Fintech is becoming its own fully established market segment, as evidenced by its likely inclusion in the national lexicon in 2015. Increasingly investors and venture capital funds are looking to pour money into fintech, because of the potential it holds.
Fintech innovations are disruptive, but in a good way
Imran Gulamhuseinwala, private equity investor and venture capitalist, told The Guardian, he defines Fintech as “the application of technology in financial services to create disruptive business models and inclusive products.” Accordingly, innovation in any industry results in some players enjoying the benefits, and others players falling behind.
“People had ideas about how to improve financial reporting, data management and other functions, so they created companies to cater to those needs.”
Head of fintech firm Level39, Eric Van der Kleij explained that post financial crisis, the financial technology industry gained momentum because regulatory requirements for banks resulted in stricter spending policies, which created an opportunity for startups to address gaps in technology. People had ideas about how to improve financial reporting, data management and other functions, so they created companies to cater to those needs.
Van der Kleij warned, however, that banks are now aware of the need to invest in fintech and will act as needed in order to stay ahead of the curve.
“They can afford to try many different innovations – either by acquiring fintech innovators, partnering with them to help give them scale to exciting products or services,” said Van der Kleij, according to The Guardian”
Gulamhuseinwala noted that the majority of fintech companies take existing infrastructure and try to make it better. Others help establish bridges between sources of capital and areas of opportunity. One example of the latter is Orchard, reported on by The Economist. Orchard is a fintech firm that stands out because of the prominence of its seed investors.

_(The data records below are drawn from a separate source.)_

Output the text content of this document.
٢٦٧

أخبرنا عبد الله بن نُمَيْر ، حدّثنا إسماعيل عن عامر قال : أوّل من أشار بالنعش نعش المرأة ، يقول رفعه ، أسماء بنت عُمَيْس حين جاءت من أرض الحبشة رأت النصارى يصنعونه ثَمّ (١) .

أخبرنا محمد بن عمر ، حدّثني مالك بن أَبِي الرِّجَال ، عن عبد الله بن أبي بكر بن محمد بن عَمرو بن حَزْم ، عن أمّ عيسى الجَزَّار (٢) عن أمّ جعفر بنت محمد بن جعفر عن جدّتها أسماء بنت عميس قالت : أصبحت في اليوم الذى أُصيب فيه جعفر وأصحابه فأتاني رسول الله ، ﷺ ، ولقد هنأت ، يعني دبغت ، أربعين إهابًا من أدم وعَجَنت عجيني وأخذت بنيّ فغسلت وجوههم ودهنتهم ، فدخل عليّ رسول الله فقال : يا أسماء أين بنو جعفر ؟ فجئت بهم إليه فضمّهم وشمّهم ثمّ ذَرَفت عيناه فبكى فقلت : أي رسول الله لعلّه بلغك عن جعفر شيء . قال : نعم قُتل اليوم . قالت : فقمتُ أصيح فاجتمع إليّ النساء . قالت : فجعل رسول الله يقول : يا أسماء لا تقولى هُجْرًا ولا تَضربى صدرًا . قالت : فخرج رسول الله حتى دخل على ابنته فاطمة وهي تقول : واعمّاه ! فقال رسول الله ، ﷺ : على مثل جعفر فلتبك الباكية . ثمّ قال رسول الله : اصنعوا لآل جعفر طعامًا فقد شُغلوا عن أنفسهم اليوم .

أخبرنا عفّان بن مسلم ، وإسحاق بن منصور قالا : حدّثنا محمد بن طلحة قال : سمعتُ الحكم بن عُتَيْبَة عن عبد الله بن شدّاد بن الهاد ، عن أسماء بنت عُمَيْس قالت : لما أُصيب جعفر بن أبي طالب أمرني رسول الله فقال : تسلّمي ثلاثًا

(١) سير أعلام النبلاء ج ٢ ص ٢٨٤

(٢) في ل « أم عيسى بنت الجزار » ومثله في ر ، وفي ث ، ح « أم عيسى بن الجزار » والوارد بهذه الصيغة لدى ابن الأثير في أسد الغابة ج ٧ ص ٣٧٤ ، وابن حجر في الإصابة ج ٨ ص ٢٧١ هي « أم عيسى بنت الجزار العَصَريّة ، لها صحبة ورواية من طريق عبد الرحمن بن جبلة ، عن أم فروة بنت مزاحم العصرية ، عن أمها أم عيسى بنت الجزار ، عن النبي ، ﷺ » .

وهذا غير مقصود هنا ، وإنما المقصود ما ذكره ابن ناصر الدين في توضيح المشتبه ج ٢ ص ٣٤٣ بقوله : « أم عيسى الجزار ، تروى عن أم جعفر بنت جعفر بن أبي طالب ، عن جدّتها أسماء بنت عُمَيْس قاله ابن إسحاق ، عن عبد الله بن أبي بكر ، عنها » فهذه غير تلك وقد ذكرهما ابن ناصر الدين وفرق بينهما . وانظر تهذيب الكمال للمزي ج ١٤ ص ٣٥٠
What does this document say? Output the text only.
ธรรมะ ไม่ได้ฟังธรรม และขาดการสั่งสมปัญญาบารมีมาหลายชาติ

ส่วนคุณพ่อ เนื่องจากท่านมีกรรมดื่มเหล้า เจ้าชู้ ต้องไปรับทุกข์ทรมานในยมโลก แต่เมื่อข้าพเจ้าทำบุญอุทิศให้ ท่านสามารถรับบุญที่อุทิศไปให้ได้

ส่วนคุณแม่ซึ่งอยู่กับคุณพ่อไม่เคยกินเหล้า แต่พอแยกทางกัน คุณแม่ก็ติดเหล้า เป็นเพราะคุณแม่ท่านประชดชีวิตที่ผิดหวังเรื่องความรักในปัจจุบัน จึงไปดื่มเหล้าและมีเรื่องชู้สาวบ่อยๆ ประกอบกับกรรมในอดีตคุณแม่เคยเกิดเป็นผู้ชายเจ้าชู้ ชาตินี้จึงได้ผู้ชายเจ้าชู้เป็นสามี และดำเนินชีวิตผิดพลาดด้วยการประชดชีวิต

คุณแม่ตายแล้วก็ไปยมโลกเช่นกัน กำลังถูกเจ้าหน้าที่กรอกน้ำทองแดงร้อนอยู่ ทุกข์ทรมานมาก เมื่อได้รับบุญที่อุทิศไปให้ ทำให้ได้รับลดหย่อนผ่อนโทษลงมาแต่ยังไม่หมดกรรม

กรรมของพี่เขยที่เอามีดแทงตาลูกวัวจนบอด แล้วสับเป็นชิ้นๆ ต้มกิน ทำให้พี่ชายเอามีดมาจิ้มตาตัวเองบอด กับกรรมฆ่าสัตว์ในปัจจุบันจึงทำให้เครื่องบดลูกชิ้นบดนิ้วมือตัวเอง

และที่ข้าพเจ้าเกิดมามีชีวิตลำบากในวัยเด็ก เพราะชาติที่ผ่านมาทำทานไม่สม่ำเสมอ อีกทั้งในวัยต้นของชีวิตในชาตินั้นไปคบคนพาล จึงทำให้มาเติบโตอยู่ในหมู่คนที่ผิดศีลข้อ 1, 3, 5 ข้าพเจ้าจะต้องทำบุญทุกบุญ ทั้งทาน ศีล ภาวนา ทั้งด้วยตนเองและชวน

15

Backed by former chief executives of Citigroup, Vikram Pandit, and Morgan Stanley’s John Mack, the company has received significant attention from Wall Street recently. Orchard aims to serve as a bridge between smaller firms that originate loans and large institutional investors.
Fintech makes investing accessible to public, not just for the Buffets of the world
The Telegraph reported on MeetInvest, a fintech company that aims to bring investing to the masses. Started by Maria and Michel Jacquemai, who describe MeetInvest as “financial Facebook,” the service allows anyone to use advanced investment principles, like those employed by Warren Buffet, to make money. The couple jointly programmed the formulas used by famous market players in order to help people make better investment decisions. Michel Jacquemai had a long career in banking, hedge funds and asset management and said considerable research was required for the development of MeetInvest.
Fintech will be included in the national lexicon in 2015.
“We want to empower investors by giving them the same toolkits that the professionals have,” said Maria Jacquemai, according to the news source. “The financial world wants to keep this kind of information a secret but we have decided to give it away for free.”
Ultimately, fintech companies cater to different clients and market segments. Some will sink, while others while swim. The best ones, however, are likely to stand out because of how well they utilize existing infrastructure and make it better. It isn’t about financial or technological wizardry, it is about how well a fintech company can improve efficiency and accuracy. The name of the game is better data management. The information is already out there – how will it be accessed is the question.